To give you better insight into such a test scenario, consider the test for an UNLOCK request. First, the client sends an UNLOCK request to release a certain lock, which is identified by a lock token. This request does not need to be sent to the URI to which the lock was originally issued; it can be sent to any URI affected by the lock. If the lock still exists (and was not purged), and the user issuing the request is authorized to manipulate it, it must be removed from all affected resources. All other locks should remain untouched, especially those that affect the same resources that the current lock in question affects (this is what is called a "shared lock" with WebDAV).

One scenario creates a back-end with 2 shared locks whose affected resources overlap. The UNLOCK request is sent to a resource other than the one where the lock was originally issued. The UNLOCK operation must then succeed in removing the lock from all affected resources, while leaving the second lock untouched.

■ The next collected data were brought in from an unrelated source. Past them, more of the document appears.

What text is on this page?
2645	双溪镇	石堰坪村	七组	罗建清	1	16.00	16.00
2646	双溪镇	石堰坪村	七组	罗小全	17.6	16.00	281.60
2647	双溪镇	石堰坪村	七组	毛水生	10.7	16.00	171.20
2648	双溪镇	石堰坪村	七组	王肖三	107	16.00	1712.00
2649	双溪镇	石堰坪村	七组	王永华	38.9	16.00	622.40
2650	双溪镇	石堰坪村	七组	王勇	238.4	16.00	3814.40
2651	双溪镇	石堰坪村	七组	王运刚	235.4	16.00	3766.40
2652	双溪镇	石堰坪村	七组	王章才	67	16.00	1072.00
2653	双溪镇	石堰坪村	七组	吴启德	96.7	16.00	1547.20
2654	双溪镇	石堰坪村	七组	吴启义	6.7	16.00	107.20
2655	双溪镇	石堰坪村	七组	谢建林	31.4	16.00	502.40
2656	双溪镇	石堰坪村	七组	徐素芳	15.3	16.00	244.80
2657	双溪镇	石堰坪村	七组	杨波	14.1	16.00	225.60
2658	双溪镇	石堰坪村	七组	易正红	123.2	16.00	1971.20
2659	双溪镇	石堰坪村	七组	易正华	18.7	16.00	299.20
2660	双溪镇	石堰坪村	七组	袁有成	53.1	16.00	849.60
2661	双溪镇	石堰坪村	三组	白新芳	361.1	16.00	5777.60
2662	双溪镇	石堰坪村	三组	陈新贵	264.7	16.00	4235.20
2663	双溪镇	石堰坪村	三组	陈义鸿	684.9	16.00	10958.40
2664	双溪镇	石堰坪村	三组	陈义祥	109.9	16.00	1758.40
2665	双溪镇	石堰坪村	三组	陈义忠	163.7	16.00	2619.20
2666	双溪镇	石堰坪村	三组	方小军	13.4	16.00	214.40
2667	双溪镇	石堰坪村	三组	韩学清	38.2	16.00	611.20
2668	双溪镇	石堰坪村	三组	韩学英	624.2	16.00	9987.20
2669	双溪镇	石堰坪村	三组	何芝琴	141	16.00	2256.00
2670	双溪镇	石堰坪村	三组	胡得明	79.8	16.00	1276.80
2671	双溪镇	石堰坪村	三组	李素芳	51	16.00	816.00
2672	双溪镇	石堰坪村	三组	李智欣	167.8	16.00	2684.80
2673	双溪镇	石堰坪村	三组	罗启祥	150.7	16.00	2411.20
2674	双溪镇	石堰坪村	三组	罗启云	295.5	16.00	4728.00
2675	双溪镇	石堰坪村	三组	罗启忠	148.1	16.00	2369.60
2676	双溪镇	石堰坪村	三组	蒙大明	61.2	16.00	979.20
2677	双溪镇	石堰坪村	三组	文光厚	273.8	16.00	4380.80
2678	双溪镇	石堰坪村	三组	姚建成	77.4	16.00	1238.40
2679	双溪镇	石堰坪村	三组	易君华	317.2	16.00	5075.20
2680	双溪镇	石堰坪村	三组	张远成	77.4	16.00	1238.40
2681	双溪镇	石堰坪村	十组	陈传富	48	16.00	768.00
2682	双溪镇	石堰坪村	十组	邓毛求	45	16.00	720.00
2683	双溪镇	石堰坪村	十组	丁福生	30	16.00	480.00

The response assertion takes place in the same manner as in the client regression tests. If this assertion succeeds, the test case reads the dedicated assertion class and checks the following assertions:

  • the lock to be released is no longer available in the back-end
  • the other lock is still intact on all affected resources

Using this testing technique, we created tests for all important scenarios that might occur when interacting with locks. The tests include those that are supposed to succeed and those that are supposed to fail.

Conclusion

The Webdav component is an easy to use module that can be implemented on complex server applications. It presented us with some testing challenges that were beyond the traditional realm of unit testing. By introducing unconventional test cases on top of the PHPUnit test framework, we managed to create automated test suites for functional and black box testing.

The test suites ensure the correct behavior of the component against multiple clients and warn us if we have behavior regressions against certain clients. If we identify a behavior regression to be correct, we can re-test the client manually to ensure that it still works. The test suites also enable us to test highly complex classes that are not unit testable.